HI All
Im hoping anyone else experienced this and can answer me. We have a rather large network and regularly use ROMON to access our network. Our basic network architecture is about 4 levels deep, Core network, Broad wireless network, Client CPE's, Client switches.
On Friday 24/01 at around 11:20 SAST we had a synchronous network drop for about 20-40 seconds. 80% of of our core network, 60% of our wireless network, and about half our clients shows on our monitoring system that the devices disconnected. Some of our devices reconnected in a "hanged" state and needed to be power cycled to restore functionality. THe issue was experienced on a few CCR1036's, a bunch of LHG radios, some RB2011's and a whole bunch of CRS 326's. Firmware on all these devices vary from 6.42.x to 6.44.x (either LTR or Stable versions, no beta or dev versions)
The only thing we can see that all these devices had in common was Romon was enabled an ALL effected devices.

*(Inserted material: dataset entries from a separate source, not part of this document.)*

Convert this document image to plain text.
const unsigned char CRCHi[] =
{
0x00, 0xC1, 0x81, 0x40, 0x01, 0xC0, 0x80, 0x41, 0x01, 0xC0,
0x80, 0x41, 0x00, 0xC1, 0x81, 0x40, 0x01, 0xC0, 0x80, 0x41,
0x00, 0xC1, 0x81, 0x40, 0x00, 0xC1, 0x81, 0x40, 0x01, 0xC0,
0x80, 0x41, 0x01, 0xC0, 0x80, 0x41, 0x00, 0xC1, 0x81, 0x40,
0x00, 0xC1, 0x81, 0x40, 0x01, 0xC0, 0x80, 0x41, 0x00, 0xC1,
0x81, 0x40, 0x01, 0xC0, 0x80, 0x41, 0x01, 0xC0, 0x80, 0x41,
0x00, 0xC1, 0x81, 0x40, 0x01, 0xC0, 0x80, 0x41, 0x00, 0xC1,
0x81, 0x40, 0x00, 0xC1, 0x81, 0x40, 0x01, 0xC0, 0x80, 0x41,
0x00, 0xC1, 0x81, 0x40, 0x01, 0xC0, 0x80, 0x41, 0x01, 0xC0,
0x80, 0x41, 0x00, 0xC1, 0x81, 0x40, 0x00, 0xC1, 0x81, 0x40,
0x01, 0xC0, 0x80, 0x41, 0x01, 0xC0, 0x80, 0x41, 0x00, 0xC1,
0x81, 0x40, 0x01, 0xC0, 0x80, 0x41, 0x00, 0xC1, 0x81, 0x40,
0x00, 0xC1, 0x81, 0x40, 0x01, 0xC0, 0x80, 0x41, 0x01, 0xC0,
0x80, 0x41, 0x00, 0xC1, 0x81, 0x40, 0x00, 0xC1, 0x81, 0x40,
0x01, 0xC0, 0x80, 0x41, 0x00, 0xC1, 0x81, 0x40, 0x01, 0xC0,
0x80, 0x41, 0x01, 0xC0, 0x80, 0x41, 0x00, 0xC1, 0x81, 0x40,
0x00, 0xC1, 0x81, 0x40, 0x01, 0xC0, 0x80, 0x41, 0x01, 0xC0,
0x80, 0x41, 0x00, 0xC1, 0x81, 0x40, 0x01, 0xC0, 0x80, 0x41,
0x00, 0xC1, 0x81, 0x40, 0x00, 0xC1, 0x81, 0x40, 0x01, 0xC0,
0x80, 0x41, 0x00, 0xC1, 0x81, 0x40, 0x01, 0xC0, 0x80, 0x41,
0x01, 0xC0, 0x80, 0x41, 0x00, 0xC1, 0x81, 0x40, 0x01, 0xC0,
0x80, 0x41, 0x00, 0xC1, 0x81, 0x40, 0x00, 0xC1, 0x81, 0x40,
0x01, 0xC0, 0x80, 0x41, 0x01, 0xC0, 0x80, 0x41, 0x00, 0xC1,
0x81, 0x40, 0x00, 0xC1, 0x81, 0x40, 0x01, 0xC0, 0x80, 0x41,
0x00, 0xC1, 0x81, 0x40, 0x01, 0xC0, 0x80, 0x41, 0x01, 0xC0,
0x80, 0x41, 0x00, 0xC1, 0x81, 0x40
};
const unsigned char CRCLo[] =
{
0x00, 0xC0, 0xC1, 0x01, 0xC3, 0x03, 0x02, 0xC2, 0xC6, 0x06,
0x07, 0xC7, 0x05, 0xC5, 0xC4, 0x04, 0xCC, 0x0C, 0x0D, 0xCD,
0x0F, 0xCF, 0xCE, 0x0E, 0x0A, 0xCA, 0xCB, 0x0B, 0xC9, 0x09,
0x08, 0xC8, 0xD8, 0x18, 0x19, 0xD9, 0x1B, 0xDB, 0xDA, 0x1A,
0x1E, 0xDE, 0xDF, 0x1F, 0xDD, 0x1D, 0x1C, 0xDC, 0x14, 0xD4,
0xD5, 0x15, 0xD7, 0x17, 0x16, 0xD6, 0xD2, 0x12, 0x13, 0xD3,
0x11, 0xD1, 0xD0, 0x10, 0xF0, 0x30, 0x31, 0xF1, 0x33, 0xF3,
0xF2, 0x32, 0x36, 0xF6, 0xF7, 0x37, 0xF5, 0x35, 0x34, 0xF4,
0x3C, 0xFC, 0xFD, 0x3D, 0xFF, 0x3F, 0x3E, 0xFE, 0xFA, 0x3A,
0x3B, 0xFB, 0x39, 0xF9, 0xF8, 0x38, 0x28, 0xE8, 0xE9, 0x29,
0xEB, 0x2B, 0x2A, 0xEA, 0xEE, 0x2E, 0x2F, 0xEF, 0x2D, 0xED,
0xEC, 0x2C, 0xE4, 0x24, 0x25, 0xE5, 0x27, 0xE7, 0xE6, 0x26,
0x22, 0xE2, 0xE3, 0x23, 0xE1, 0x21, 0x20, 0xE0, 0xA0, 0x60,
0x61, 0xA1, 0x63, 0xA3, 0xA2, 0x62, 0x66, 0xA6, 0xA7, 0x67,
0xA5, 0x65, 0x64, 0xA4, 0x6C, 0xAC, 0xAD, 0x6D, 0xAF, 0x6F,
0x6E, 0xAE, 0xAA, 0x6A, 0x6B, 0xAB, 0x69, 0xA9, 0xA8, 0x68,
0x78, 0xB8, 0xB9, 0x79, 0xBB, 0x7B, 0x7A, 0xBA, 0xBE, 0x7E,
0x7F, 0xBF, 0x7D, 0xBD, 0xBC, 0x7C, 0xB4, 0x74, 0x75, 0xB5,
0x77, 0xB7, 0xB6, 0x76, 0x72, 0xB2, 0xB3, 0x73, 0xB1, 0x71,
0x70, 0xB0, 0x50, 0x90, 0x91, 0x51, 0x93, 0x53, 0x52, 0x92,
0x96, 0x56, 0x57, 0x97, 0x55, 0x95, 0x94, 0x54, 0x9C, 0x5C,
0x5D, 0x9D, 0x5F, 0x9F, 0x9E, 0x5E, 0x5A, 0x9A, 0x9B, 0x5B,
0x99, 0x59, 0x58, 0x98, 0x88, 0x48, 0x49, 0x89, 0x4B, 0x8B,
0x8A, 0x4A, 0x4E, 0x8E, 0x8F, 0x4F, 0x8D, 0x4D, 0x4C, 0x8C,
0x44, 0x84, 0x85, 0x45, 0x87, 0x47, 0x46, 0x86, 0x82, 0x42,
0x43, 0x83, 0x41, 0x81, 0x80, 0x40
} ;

THe devices we have on the network that does not show the drop, did not have ROMON enabled.
Has anyone else experienced something in this effect, or can shed light on how or where to start looking for the cause of this issue.
Logs only report BGP failure or port disconnects. Router that were in hanged state, simply report power failure. Services like watchdog also did not run to autoboot the routers.
Please help?